Kenneth Andrade of Old Bridge Capital is exploring bets in the services space that are capable of dominating the international landscape, and suggests IT services and Pharma as spaces that can emerge as winners in the global economy.
In conversation with CNBC-TV18, the founder and CEO of Old Bridge Capital said that some cyclical stocks are trading at valuations that can’t be justified, but he is not turning bearish on manufacturing, a space that he has been talking about, in the past. However, Kenneth now sees concern on valuations that some of the companies are trading at.
"It will be a little challenge to extrapolate returns in the same space, as they are at valuations and market cap in a cyclical industry which some of them do not deserve. I am not bearish on manufacturing, we will still be one of the fastest growing countries in the world, and the momentum will continue for the next couple of years," said Kenneth Andrade.
Kenneth Andrade added that there is a need now to change the narrative. "We need to find companies that will dominate the international landscape. IT services have proven that, so, find industries like these." Andrade advised investors to look for companies or industries that will create an international footprint, and do so without any Government help or subsidies. "That is how we are looking at our portfolio from 2024-2030," said Andrade, adding that he has bias towards services, especially companies that have the skillset to win in an international economy.

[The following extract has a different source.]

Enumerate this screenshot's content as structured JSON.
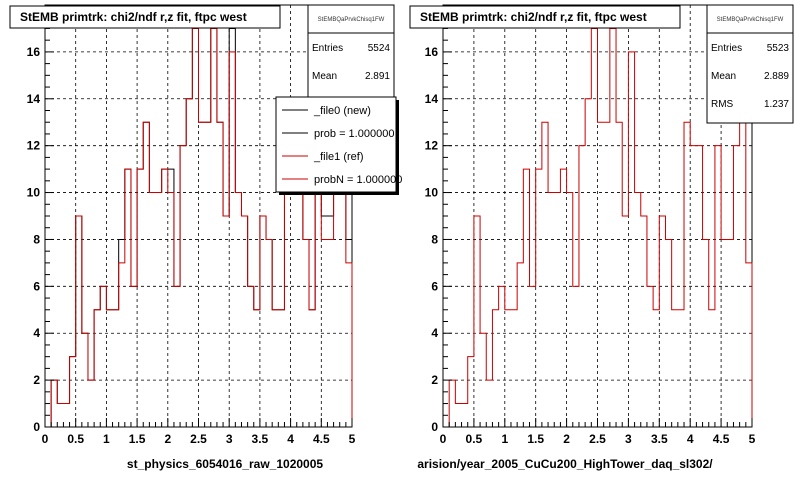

Andrade said his fund has large exposure to Pharma, and he is not ruling out businesses like aviation. "Valuations are pricey, over next year or so, and the breadth of the market has to narrow down quite considerably," Andrade added.
Andrade added that he has been voicing concerns over valuations for the last one year, however, as markets keep scaling new highs, the point on valuation now 'doesn't really matter'. The construct of the market is such that most of the negative will come from outside India, he said. "US is now trading at 65% of the world market capitalisation and we have not had that kind of polarisation before," Andrade said, highlighting the skewed share of US equities in the global market capitalisation. Going forward, Kenneth bets the rally will get even narrower. "Over the next 2-3 years, the market breadth would get extremely narrow. We have a positive bias on the economy, but a large part of that is priced in. Largely, valuations now have to course-correct over a period of time." However, there is no way time this, he added.